Микроскопические нарушения этики не гарантировали спасения, но, взятые вместе, они создавали хрупчайшую защитную скорлупу — и всегда за счет того, кто в Писании называется «ближним». Если человек оставался в живых, эти мелочи царапали память, лишали покоя, угнетали и на фоне чудовищных потерь разрастались неимоверно. Рассказ «Заноза» — как раз о том, как хочется и невозможно поделиться подобной мелочью с человеком, не побывавшим в «опечатанном вагоне Катастрофы».

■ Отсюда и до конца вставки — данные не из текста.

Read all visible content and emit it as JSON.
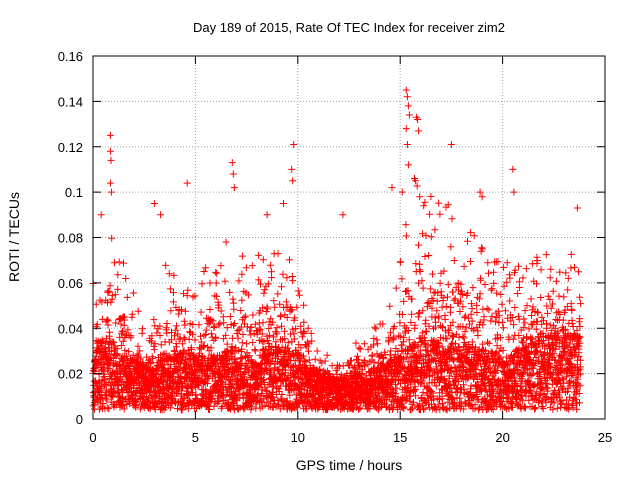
{
  "chart_data": {
    "type": "scatter",
    "title": "Day 189 of 2015, Rate Of TEC Index for receiver zim2",
    "xlabel": "GPS time / hours",
    "ylabel": "ROTI / TECUs",
    "xlim": [
      0,
      25
    ],
    "ylim": [
      0,
      0.16
    ],
    "xticks": [
      0,
      5,
      10,
      15,
      20,
      25
    ],
    "xtick_labels": [
      "0",
      "5",
      "10",
      "15",
      "20",
      "25"
    ],
    "yticks": [
      0,
      0.02,
      0.04,
      0.06,
      0.08,
      0.1,
      0.12,
      0.14,
      0.16
    ],
    "ytick_labels": [
      "0",
      "0.02",
      "0.04",
      "0.06",
      "0.08",
      "0.1",
      "0.12",
      "0.14",
      "0.16"
    ],
    "grid": true,
    "marker": "+",
    "color": "#ff0000",
    "series": [
      {
        "name": "ROTI",
        "sample_interval_hours": 0.02,
        "x_start": 0,
        "x_end": 23.8,
        "envelope": {
          "x": [
            0,
            0.5,
            0.9,
            1.5,
            2.5,
            3.0,
            3.5,
            4.5,
            5.0,
            5.5,
            6.0,
            6.8,
            7.5,
            8.5,
            9.5,
            10.0,
            10.5,
            11.0,
            12.0,
            13.0,
            14.0,
            15.0,
            15.4,
            15.8,
            16.5,
            17.5,
            18.5,
            19.5,
            20.5,
            21.0,
            22.0,
            23.0,
            23.8
          ],
          "median": [
            0.015,
            0.02,
            0.02,
            0.016,
            0.014,
            0.013,
            0.016,
            0.017,
            0.016,
            0.016,
            0.016,
            0.018,
            0.016,
            0.018,
            0.018,
            0.017,
            0.014,
            0.012,
            0.011,
            0.012,
            0.014,
            0.016,
            0.018,
            0.02,
            0.02,
            0.018,
            0.018,
            0.017,
            0.016,
            0.02,
            0.021,
            0.021,
            0.021
          ],
          "upper": [
            0.04,
            0.06,
            0.06,
            0.045,
            0.03,
            0.04,
            0.045,
            0.04,
            0.04,
            0.045,
            0.045,
            0.055,
            0.045,
            0.05,
            0.05,
            0.05,
            0.03,
            0.022,
            0.02,
            0.025,
            0.03,
            0.05,
            0.06,
            0.07,
            0.065,
            0.06,
            0.055,
            0.05,
            0.045,
            0.05,
            0.05,
            0.05,
            0.055
          ]
        },
        "spikes": [
          {
            "x": 0.4,
            "y": 0.09
          },
          {
            "x": 0.85,
            "y": 0.125
          },
          {
            "x": 0.85,
            "y": 0.118
          },
          {
            "x": 0.88,
            "y": 0.114
          },
          {
            "x": 0.85,
            "y": 0.104
          },
          {
            "x": 0.9,
            "y": 0.1
          },
          {
            "x": 3.0,
            "y": 0.095
          },
          {
            "x": 3.3,
            "y": 0.09
          },
          {
            "x": 4.6,
            "y": 0.104
          },
          {
            "x": 6.8,
            "y": 0.113
          },
          {
            "x": 6.85,
            "y": 0.108
          },
          {
            "x": 6.9,
            "y": 0.102
          },
          {
            "x": 8.5,
            "y": 0.09
          },
          {
            "x": 9.3,
            "y": 0.095
          },
          {
            "x": 9.7,
            "y": 0.11
          },
          {
            "x": 9.75,
            "y": 0.105
          },
          {
            "x": 9.8,
            "y": 0.121
          },
          {
            "x": 12.2,
            "y": 0.09
          },
          {
            "x": 14.6,
            "y": 0.102
          },
          {
            "x": 15.1,
            "y": 0.1
          },
          {
            "x": 15.3,
            "y": 0.145
          },
          {
            "x": 15.35,
            "y": 0.142
          },
          {
            "x": 15.4,
            "y": 0.138
          },
          {
            "x": 15.45,
            "y": 0.134
          },
          {
            "x": 15.3,
            "y": 0.128
          },
          {
            "x": 15.35,
            "y": 0.121
          },
          {
            "x": 15.4,
            "y": 0.112
          },
          {
            "x": 15.8,
            "y": 0.133
          },
          {
            "x": 15.85,
            "y": 0.132
          },
          {
            "x": 15.9,
            "y": 0.127
          },
          {
            "x": 15.7,
            "y": 0.106
          },
          {
            "x": 15.75,
            "y": 0.105
          },
          {
            "x": 15.95,
            "y": 0.098
          },
          {
            "x": 17.5,
            "y": 0.121
          },
          {
            "x": 18.9,
            "y": 0.1
          },
          {
            "x": 19.0,
            "y": 0.098
          },
          {
            "x": 20.5,
            "y": 0.11
          },
          {
            "x": 20.55,
            "y": 0.1
          },
          {
            "x": 23.65,
            "y": 0.093
          }
        ]
      }
    ]
  }
}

Писательница Ида Финк с 1957 года живет в Израиле, в Холоне, и пишет по-польски. Она родилась в польском городке Жаброше (теперь Украина), где в период оккупации немцы устроили гетто. В 1942 году ей удалось бежать, и она «пережила войну по арийским документам». О том, сколько горечи, трагизма и беспредельного унижения скопилось за этими сухими анкетными словами, пишет не только она, но и польский писатель Ежи Анджеевский, и русскоязычная поэтесса в Израиле, наша современница, бывшая москвичка Юлия Винер, ведь поставленный вне людского сообщества еврей не осмеливался ни просить о помощи, ни надеяться на спасение.

А спасаться, по мнению героини второго рассказа Иды Финк «В ночь, когда Германия капитулировала», имело смысл только в том случае, если после всего ты мог открыто жить евреем. Клара «предвкушала то огромное облегчение, которое принесли бы ей два слова, произнесенные вслух». После трех лет вынужденной лжи было так трудно сказать «Я — еврейка», но только эти слова означали для девушки истинное освобождение и возврат к себе, жизненно важный возврат к своему еврейскому имени. Как известно, библейская книга Исход (Шемот) начинается словами: «Вот имена сынов Израилевых, которые пришли в Египет…», а комментатор Баал ѓа-Турим поясняет: «Оттого, что не изменили свои имена, были избавлены и выведены из Египта». В реалистическом рассказе, где о Боге ни слова, эта связь между именем еврея и его избавлением представлена в зеркальном отображении: чуждое имя способствовало избавлению в покинутом Богом мире, а избавление позволило вернуть себе истинное имя.


В произведениях прозаиков Польши и СССР, а также в творчестве пишущей по-польски израильтянки Иды Финк, один из сборников которой откровенно называется «Заметки к жизнеописанию», доминирует реализм. Предельно реалистично и творчество пишущего по-английски Леона Юриса.

Леон Юрис (1925–2003) родился в Балтиморе в семье еврея-иммигранта из России, который до того успел некоторое время пожить в Палестине. Его отец был бедняком — расклейщиком объявлений, мелким лавочником, но сыну сопутствовала удача. В 17-летнем возрасте он ушел в армию и в составе взвода морской пехоты участвовал в боевых действиях на Тихом океане. Опыт военных лет отразился в первом его романе «Боевой клич» (1953), который был восторженно встречен читателями и сразу экранизирован. Его третий роман «Эксодус» («Исход», 1958) — о нелегальной иммиграции евреев послевоенной Европы в Палестину и о борьбе евреев Земли Израиля за право на собственное государство — принес ему мировую известность.

«Леон Юрис был энергичным и бесстрашным человеком, любил приключения и путешествия, которые были ему творчески необходимы как писателю, и неоднократно рисковал жизнью, оказываясь в самых горячих точках, в эпицентре событий, которым было суждено вскоре стать историей. Так, в поисках материала для „Эксодуса“ он исколесил тысячи километров и оказался, в конце концов, в 1956 г. на Ближнем Востоке, где в качестве военного корреспондента комментировал для американской прессы израильскую Синайскую кампанию. Впоследствии этот опыт послужил материалом для автобиографического романа „Перевал Митлэ“.

Уже в начале 60-х „Эксодус“ появился в еврейском самиздате и приобрел неофициальный статус „книги, делающей сионистов“. Для тысяч евреев бывшего СССР эта книга, вернувшая им гордость за свое еврейство, стала путеводной нитью в возрожденное еврейское государство Израиль.